One of the great legacies of O’Dea’s leadership is the establishment of First Nations programming, specifically through the creation of the Niitsitapi Teacher Education and the First Nations, Metis and Inuit (FNMI) graduate programs.
“She made First Nations education one of the priorities of her deanship,” says Education faculty member Dr. Cathy Campbell. “She succeeded in developing relationships with the Blackfoot speaking nations, initiating collaborative work and programming with Red Crow College, and bringing issues in First Nations education to the forefront of discussions at the University and in the province.”
Dr. Leah Fowler echoes that assessment, saying O’Dea personifies the University’s ideals of accessible education.
“With the Niitsitapi teacher education cohort, and the current masters’ cohort, she opened wide the door at the Faculty of Education to restorative education for First Nations, Metis and Inuit students,” says Fowler. “That has meant that we all have positively revisited education practice and teacher preparation.”
Her personable approach is highly respected by her peers, but O’Dea gives credit to the University for fostering an atmosphere that embraces one-on-one learning.
“One of the things that really impressed me when I first came here was I felt this was a place where they really care about students,” says O’Dea. “Here you’re not just a number, you actually matter, and people care about the instruction you get. I think that is absolutely tremendous. I have always loved this place.”

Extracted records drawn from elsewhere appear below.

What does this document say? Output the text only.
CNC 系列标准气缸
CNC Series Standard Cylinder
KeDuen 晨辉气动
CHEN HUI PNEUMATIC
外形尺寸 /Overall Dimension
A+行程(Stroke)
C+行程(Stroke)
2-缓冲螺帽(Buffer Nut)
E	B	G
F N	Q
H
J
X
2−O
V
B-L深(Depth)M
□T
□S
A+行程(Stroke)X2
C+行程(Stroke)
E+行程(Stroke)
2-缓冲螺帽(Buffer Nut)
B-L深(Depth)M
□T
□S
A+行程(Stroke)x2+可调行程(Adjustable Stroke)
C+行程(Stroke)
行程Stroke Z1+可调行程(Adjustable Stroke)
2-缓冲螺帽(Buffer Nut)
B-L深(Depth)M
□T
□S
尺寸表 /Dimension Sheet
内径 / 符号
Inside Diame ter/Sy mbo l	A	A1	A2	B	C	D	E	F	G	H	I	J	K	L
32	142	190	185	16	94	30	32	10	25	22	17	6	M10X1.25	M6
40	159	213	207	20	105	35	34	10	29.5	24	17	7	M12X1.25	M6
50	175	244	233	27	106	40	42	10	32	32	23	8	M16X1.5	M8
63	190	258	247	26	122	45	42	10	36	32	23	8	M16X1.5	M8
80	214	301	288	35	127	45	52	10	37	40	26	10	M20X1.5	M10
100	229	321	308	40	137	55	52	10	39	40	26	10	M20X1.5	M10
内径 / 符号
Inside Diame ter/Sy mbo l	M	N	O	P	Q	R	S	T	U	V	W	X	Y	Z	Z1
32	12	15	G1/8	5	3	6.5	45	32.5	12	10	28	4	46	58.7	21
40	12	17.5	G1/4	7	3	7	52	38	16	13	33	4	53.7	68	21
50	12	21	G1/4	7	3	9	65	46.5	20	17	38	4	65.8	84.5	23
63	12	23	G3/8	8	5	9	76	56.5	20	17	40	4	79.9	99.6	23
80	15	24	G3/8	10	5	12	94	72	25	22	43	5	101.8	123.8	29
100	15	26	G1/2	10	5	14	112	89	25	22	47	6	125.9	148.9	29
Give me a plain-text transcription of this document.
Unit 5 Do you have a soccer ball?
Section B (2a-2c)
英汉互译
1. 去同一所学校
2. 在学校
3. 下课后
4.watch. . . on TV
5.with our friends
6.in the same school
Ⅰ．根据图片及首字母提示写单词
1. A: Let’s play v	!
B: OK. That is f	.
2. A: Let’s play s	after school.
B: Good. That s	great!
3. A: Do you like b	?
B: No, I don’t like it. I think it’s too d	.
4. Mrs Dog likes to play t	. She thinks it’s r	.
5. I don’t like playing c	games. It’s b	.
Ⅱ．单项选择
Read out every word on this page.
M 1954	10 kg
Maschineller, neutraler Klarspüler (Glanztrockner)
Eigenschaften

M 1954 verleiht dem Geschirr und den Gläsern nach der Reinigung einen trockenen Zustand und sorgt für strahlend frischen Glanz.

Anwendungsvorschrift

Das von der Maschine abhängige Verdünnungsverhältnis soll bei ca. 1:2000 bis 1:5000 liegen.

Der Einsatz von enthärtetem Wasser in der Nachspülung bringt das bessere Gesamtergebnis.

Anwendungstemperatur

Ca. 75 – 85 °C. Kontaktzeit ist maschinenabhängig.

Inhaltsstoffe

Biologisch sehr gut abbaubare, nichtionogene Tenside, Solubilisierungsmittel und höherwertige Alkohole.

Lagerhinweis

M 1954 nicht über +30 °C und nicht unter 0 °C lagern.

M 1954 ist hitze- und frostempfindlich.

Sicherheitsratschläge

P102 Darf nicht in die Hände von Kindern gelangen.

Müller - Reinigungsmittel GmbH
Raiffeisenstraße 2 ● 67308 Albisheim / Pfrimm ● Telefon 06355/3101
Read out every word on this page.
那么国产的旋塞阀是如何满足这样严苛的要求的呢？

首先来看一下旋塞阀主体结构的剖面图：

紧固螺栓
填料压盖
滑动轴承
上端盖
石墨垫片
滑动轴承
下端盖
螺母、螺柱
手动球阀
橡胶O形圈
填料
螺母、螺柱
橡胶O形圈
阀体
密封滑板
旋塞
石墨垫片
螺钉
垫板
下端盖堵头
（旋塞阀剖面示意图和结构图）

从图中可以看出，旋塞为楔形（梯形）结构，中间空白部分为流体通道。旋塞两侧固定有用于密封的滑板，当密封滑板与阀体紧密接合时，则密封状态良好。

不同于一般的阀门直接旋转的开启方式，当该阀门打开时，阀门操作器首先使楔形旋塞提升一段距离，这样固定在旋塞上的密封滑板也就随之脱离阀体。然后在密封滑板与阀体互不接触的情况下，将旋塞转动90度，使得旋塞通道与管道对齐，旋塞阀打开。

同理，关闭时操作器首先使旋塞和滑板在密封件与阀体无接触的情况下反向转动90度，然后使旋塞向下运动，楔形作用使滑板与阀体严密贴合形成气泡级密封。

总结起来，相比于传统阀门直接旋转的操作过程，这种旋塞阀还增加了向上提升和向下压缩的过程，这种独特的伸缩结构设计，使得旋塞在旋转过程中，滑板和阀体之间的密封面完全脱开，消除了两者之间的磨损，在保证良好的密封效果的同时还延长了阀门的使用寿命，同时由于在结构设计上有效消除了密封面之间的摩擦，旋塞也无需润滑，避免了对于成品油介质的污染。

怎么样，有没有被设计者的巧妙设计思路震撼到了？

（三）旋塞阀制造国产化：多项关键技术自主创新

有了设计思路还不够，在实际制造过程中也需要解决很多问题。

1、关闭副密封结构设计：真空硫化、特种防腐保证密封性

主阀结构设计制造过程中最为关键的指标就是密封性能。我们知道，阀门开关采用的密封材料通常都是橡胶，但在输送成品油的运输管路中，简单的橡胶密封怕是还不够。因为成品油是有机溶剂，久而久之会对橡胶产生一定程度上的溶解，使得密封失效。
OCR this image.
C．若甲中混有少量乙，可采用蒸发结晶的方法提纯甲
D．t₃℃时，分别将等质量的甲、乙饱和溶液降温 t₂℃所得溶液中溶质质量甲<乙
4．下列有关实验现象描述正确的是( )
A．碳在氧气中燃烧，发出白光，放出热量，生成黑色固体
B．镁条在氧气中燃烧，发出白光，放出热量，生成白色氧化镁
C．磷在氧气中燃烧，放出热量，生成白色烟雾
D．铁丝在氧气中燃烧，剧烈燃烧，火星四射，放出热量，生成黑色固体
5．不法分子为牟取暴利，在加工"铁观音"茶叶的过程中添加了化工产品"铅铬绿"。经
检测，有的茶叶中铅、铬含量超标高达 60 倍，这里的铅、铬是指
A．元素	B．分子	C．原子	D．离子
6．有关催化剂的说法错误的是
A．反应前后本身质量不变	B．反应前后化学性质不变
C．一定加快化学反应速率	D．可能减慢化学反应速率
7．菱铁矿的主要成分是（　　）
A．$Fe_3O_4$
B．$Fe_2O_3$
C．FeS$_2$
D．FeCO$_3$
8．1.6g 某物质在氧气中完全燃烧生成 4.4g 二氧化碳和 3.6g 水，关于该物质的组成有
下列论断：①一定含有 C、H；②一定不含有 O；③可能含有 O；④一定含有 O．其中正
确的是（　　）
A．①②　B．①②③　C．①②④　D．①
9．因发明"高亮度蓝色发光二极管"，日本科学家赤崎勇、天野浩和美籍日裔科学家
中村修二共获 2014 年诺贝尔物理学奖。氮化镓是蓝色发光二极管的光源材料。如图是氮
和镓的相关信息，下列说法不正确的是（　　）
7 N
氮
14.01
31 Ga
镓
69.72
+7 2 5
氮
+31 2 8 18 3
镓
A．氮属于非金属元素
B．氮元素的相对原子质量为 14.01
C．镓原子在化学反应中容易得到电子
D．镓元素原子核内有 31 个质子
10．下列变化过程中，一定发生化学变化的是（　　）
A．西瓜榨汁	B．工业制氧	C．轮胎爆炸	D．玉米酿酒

She speaks glowingly of the collaborative nature of her faculty, crediting their willingness to work collectively in developing niche graduate offerings such as literacy, information technology leadership and inclusive education and neuroscience topics.
“These special niche structures are really quite extraordinary but they take an incredible amount of work, time and administrative finesse,” says O’Dea. “I am extremely fortunate to have amazing people working in the offices here and faculty members willing to try out these new programs all the time.”
She also trumpets the research portfolio the faculty has developed over her tenure.
“It’s a challenge to maintain a proper balance between graduate and undergraduate teaching, all the while factoring in quality time for research,” says O’Dea. “That is by no means easy to achieve but it is essential.
“We know what draws students to us is the quality of our programs, and we can’t afford to just go down the research route and ignore teaching. On the other hand, to simply concentrate on teaching is to become more like a college and we’re not that, we’re part of the comprehensive University and proud to be so.”
GET THE FACTS
• O’Dea’s undergraduate degree is in music and she is an accomplished recital piano player. “There’s one recital that I haven’t done that I’d really like to do and when I get time to practice I think I might like to go back and do that. I won’t share that yet, I’m just playing with it right now.”
• O’Dea is excited about the opportunity to teach again, saying, “I have a lot of ideas for interesting courses both at the graduate and undergraduate level that I think would be of real interest to students today.”
• Over O’Dea’s tenure, the faculty boasted a 97 per cent rate of employment within one year of graduating
• Despite stepping away from the dean’s position, O’Dea has no plans to leave the University. “Absolutely not, I think this is a tremendous University. I love its size, I love its entrepreneurial innovative spirit, and its emphasis on community and student engagement.”